It humbles me and demands a lot of vulnerability writing these words, and for the first time asking for help. My name is Sarah, I’m indépendant and a “do it all by myself” kind of person but I am checking my pride at the door and reaching out for any help as I need it more now than ever.
I am creating this platform to get me and my dog back on our feet after we’ve got the rug pulled from under our feet fast, unexpectedly, and alone in a different country. I am hoping to raise enough to be able to get myself the help I need with a professional to start treating and healing from the PTSD I suffered here. I am also dealing with unexpected costs related to immigration laws in extending a visa to be able to help serve justice in a serious federal investigation to which I am a key witness to and victim of. My dog and I haven’t had a stable place to call our own in months and I was made aware there is no ressources offered to us while I decided to stay here to keep fighting the good fight and helping justice being served.
I’ve had my bank account emptied, possessions stolen from me and my peace of mind ripped away by someone I met while on a trip to Florida last year. A simple date ended up in a marriage proposal months later, which at the time I believed was true love but quickly turned into domestic violence, abuse of all kind and a brutal reality check that I was only brought here on false promises and to be used and abused.
It left me alone in another country, having to fend for myself and to build up
the courage to speak up about what I’ve lived through , what’s been done to me and my dog and all the wrongdoing I’ve witnessed which was a clear threat to the community.
I had to fight to be heard and being taken seriously and even was denied an injunction order after walking into the country court house with multiple serious incident reports, including one stating a police officer finding a tracking device under my care and another about receiving verbal death threats in a public place with witnesses presents at the incident. This denial for safety I clearly needed nearly cost me my life as I was being hunted like an animal by who I used to think was “the one”.

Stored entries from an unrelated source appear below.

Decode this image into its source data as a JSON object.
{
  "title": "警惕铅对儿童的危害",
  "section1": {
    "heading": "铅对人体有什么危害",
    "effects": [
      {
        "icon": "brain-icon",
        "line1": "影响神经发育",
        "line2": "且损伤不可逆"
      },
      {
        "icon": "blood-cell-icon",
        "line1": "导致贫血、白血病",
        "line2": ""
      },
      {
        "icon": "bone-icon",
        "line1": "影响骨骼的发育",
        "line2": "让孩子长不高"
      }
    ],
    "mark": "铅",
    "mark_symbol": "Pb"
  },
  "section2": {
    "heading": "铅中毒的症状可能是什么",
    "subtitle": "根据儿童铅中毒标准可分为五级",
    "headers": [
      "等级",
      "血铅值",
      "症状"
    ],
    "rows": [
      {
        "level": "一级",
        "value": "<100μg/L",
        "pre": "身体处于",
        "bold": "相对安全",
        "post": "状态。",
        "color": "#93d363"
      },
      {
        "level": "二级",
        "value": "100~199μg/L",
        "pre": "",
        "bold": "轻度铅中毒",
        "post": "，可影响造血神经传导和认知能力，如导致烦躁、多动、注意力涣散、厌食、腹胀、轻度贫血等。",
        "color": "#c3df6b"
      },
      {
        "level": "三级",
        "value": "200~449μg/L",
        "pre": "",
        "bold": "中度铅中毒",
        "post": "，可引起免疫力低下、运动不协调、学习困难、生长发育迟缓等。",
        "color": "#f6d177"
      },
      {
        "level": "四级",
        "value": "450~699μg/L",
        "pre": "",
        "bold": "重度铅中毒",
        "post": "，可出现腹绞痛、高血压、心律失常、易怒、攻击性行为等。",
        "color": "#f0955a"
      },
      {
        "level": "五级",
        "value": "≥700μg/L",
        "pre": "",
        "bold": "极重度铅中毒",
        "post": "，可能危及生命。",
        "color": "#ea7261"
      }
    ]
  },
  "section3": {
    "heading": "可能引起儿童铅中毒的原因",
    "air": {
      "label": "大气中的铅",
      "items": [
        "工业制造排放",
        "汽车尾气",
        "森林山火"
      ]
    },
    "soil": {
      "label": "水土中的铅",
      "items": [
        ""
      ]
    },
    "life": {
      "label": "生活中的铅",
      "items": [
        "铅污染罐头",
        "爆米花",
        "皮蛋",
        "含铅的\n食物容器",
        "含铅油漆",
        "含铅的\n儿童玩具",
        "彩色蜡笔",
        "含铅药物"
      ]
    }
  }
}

I was finally able to escape months ago after a third degree attempt by strangulation. Instead of running back to my country for safety I made the choice to stay and speak up about what’s been happening to me and my dog for months and everything I’ve witnessed living with him for months, fully knowing the consequences of doing so. But I also knew that he was a real threat to a society and beautiful place full of kind people whom I am so grateful for. They deserved safety just as much as I did. It would have been a matter of time before myself or someone else get seriously injured or killed at his hands.
My story made the news on local television and was shared thousands of times on social media to my surprise. My 6 months visitor visa turned into an extension of possibly a year long while this now Federal investigation is taking greater proportions as they’re uncovering more informations and have proofs in hands of the wrongs that’s been done not only to me but to others. He is now in jail and already have violated his bond within days of making bail coming looking for me with ill intents so it’s fair to say this community and I are safe from him for a very long time now.
My pup Hammy and I haven’t had a stable place to call home in months. This investigation which may take up to a year until sentencing is requiring me to stay here down in Florida to help federal agencies serve justice for the crimes committed and for myself. I will not be granted a visa for victim of human trafficking or victim of violent crime until final sentencing.
I have been notified that I am not eligible for any help getting me with a psychiatrist to start treatments and handle the severe PTSD that has resulted from this. Neither there was any help available to me get me through this year here of waiting and showing up for trials and taking a stand in front of the very person who’s abused me, hunt me and nearly killed me.
Staying here to do the right thing not only for myself, but for a whole community, without any financial help or a temporary work visa to help me help myself get back on my feet, feed my dog, start to heal from the traumas and having some sense of a normal life after this is taking its toll on me and putting my back against the wall and I’m losing hope a little more every day for a normal life again. But I keep fighting the good fight and I keep the faith.
i cannot express how grateful I am for the amazing people I’ve met here that have offered me comfort when I needed it most, that have listened to me without judgement, and who have opened their door to me and my dog knowing what situation we were stuck into. I wouldn’t be here today if it wasn’t for them and I’ll forever be grateful more than any words can express.
I am, for the first time, writing my whole story, no pride no ego, asking for help for Hammy and I while we try to take it one day at a time and not lose hope for the future and the battle ahead with every court dates to come, reliving the events with each one.
my dog and I need a sense of comfort where I have a chance at healing, a place to call home until justice is served and above all the help being seen by a professional as this has taken a serious toll on me and I wish for my peace back one day and feeling like myself again, smile, laugh, get back to surfing, finding back the me that’s hungry for passion in life and is present with an open heart in every moments.
im incredibly grateful for any and all donations, small or large, it would mean so much to my pup and I. I stand with the choice I made to stay here and help fight the good fight knowing it would be hard. But nothing good ever comes easy.
As a tattoo artist with awards under my belt I will randomly select one person per month to send a pieces of art I create to help me keep sane in chaos or a free tattoo depending on the location.
I want to thank anyone who’s taken time out of their busy lives to read my story as it was hard to write. And even harder to ask for the help we desperately need right away.
I’m grateful I’m alive, I’m grateful he will never hard another woman again or anyone in any way. And I’m grateful for everyone who’s willing to help us make it while we do what’s right.